A desaceleração no crescimento salarial revelou-se particularmente significativa para a trajetória da libra. Os rendimentos médios, excluindo bónus, expandiram-se a uma taxa anual de 4,5%, alinhando-se às previsões, mas ficando aquém do ganho anterior de 4,6%. Quando incluídos os bónus, a compensação subiu 4,7% — superando o consenso de 4,6%, mas ficando atrás da leitura revisada anterior de 4,8%. Este arrefecimento no crescimento salarial, surgindo mesmo com a recuperação do emprego, sugeriu que as pressões inflacionárias estavam realmente a diminuir. Os responsáveis do Banco de Inglaterra, incluindo o membro do Comitê de Política Monetária Alan Taylor, já começaram a sinalizar que o crescimento dos preços pode regressar ao objetivo de 2% do banco central até meados de 2026, talvez até mais cedo. Tal comentário implica que os cortes de taxa podem começar num futuro próximo, dando um impulso às avaliações da libra, à medida que os carry trades se tornam menos atrativos e os rendimentos dos títulos estabilizam em níveis mais baixos.

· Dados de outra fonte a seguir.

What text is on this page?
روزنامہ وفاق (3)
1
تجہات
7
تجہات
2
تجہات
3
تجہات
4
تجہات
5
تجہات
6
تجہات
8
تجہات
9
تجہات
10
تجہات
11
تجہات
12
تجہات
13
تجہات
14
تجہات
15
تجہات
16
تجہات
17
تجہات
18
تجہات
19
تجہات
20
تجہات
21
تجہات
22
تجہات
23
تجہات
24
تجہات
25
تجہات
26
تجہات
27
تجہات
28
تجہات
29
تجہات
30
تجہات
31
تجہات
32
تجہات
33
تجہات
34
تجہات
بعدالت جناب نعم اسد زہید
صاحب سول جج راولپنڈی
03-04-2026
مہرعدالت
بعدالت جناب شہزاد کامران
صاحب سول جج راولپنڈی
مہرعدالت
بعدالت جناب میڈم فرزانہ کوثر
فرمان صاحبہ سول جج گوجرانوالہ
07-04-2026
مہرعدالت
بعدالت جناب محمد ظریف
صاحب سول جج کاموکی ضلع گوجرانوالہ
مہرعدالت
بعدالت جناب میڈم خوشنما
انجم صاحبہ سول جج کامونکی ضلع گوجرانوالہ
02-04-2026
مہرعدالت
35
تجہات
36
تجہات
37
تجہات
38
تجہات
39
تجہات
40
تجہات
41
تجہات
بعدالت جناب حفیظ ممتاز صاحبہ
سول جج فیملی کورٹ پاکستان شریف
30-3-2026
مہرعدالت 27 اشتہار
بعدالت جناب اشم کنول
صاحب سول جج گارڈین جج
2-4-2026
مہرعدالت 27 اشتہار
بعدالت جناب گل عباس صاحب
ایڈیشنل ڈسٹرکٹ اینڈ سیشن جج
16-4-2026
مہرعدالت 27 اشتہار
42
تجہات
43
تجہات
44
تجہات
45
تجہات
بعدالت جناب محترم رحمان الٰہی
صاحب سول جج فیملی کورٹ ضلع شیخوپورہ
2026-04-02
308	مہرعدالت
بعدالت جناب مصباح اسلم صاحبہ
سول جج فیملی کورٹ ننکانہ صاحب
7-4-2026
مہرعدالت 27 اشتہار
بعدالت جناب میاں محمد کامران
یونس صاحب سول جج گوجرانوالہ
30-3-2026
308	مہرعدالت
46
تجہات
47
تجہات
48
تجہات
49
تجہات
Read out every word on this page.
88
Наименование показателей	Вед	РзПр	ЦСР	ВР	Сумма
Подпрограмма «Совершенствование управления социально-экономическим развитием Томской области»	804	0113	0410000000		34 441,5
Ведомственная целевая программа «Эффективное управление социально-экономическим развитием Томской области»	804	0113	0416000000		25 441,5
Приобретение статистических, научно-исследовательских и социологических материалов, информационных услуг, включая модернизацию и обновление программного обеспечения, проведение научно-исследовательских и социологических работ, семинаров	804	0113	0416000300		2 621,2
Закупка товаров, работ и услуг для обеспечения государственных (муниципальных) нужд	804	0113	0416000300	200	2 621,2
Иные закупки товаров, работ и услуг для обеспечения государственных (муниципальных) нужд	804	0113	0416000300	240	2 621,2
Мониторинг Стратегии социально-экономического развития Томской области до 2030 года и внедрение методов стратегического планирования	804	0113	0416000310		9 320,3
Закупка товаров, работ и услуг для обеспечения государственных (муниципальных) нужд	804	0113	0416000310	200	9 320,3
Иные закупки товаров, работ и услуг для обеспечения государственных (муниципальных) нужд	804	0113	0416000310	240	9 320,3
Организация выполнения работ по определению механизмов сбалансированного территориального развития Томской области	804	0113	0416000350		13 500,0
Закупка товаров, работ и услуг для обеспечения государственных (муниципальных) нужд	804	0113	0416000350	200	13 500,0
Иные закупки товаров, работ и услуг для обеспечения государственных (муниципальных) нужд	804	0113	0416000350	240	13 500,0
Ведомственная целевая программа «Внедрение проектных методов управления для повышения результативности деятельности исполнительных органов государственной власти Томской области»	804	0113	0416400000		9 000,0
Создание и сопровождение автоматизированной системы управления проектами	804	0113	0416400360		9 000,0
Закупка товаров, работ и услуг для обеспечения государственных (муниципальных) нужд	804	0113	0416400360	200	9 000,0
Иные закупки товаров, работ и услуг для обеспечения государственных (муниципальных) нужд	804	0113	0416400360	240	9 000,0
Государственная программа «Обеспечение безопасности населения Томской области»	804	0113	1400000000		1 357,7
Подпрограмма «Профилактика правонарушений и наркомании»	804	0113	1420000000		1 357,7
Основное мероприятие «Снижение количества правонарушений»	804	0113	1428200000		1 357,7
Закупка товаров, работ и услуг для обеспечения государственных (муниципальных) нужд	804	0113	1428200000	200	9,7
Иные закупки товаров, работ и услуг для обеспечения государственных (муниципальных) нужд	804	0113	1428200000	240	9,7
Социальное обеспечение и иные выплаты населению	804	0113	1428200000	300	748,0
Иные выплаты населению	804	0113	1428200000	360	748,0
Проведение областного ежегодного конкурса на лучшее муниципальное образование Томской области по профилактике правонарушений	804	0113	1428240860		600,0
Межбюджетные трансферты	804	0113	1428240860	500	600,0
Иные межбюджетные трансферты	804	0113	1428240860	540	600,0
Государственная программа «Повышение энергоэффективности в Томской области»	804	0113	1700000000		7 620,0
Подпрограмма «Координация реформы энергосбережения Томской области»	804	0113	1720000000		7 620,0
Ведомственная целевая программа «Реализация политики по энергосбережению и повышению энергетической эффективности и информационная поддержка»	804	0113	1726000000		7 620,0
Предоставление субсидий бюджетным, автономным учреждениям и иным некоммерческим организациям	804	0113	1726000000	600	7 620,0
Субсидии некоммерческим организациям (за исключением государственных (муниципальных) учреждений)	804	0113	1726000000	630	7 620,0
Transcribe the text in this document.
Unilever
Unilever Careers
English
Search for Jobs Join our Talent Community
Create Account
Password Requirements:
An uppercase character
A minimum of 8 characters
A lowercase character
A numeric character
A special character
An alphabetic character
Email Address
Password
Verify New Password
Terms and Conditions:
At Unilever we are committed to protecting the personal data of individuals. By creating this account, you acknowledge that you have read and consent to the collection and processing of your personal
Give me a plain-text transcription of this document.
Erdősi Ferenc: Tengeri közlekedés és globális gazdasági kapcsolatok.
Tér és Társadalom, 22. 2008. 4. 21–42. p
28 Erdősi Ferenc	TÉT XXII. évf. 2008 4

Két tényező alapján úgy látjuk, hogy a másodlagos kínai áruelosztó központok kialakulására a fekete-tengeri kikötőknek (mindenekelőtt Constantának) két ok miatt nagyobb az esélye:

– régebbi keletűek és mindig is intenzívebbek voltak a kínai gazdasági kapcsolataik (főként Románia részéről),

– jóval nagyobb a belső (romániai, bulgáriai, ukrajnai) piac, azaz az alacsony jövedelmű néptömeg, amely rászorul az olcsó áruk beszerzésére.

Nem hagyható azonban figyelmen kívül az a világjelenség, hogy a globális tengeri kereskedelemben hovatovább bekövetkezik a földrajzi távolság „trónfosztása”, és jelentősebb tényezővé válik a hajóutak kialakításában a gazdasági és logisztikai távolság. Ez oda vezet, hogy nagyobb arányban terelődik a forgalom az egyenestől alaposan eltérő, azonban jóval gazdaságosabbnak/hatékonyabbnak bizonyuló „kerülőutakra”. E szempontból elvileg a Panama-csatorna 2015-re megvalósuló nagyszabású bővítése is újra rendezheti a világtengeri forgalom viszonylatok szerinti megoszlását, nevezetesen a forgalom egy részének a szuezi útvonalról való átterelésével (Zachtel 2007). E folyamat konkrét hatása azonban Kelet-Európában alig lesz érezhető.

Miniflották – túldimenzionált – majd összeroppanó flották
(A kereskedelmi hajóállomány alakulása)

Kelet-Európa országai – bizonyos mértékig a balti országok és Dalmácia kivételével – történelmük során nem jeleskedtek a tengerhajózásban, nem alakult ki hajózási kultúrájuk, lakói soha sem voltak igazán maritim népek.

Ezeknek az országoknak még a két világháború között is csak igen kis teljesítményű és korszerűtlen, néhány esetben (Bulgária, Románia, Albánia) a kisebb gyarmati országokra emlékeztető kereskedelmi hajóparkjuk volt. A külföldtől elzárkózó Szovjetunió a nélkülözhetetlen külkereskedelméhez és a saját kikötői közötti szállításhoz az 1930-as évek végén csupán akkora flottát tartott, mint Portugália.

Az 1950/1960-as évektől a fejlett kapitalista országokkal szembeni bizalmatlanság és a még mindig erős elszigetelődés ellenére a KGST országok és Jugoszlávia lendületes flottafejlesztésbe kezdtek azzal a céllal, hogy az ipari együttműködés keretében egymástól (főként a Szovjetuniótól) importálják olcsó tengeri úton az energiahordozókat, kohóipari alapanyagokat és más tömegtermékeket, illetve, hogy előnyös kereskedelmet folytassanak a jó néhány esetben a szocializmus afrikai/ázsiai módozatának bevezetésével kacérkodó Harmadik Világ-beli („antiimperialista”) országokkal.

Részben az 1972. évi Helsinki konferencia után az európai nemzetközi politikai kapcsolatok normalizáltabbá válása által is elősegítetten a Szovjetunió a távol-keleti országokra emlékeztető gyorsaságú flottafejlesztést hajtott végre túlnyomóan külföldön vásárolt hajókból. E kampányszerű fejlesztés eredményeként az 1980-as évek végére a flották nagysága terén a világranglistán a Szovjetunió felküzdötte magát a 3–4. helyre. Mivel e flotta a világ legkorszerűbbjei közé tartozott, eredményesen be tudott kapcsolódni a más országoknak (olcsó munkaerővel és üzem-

Dólar Enfraquece com Tensões Comerciais entre EUA e UE

Entretanto, a moeda norte-americana enfraqueceu face aos obstáculos geopolíticos e comerciais. O índice do dólar, que mede o dólar face a uma cesta de principais pares, caiu 0,13% para perto de 98,90 durante a mesma sessão. A sensação de “Vende-se América” intensificou-se após recentes disputas tarifárias entre Washington e capitais europeias, centradas na controversa aquisição da Groenlândia. A imposição de tarifas de 10% por parte do presidente Trump a alguns países da UE e ao Reino Unido, juntamente com ameaças de escalada, provocou duras críticas de Bruxelas e Londres. O primeiro-ministro Keir Starmer e os responsáveis da UE acusaram a administração dos EUA de usar a política comercial como arma para alcançar objetivos geopolíticos. Estrategistas alertaram que uma fricção transatlântica prolongada poderia minar a confiança na liderança americana, tensionar relações internacionais cruciais e diminuir a procura por ativos dos EUA a longo prazo.

No âmbito interno, a atenção voltará brevemente ao índice de inflação preferido do Federal Reserve — o Índice de Preços de Despesas de Consumo Pessoal para outubro e novembro — a ser divulgado na quinta-feira. Segundo dados do CME FedWatch, os traders esperam esmagadoramente que o Fed mantenha as taxas nos níveis atuais na reunião de política monetária deste mês, reforçando a paciência que o mercado antecipa do banco central, apesar das complexidades económicas em curso.

Perspectiva Técnica Apoia Mais Valorização da Libra

Do ponto de vista técnico, a libra construiu uma configuração favorável face ao dólar. Nos níveis atuais, perto de 1.3480, o par negocia confortavelmente acima da sua média móvel exponencial de 20 dias (EMA) de 1.3433, que fornece suporte de curto prazo. A trajetória achatada desta média móvel sugere consolidação após a recente subida, com o índice de força relativa de 14 dias em 57, confirmando um momento neutro a ligeiramente otimista. No lado positivo, o nível de retração de Fibonacci de 61,8% situa-se em 1.3491, atuando como resistência. Um fecho diário acima deste limite poderia abrir caminho para um avanço até ao nível de retração de 78,6% em 1.3622. Por outro lado, a incapacidade de manter-se acima da EMA de 20 dias indicaria uma correção mais acentuada. No geral, a configuração técnica favorece os compradores de libra no curto a médio prazo, dependendo do suporte contínuo das narrativas macroeconómicas que favorecem os cortes de taxa do Banco de Inglaterra.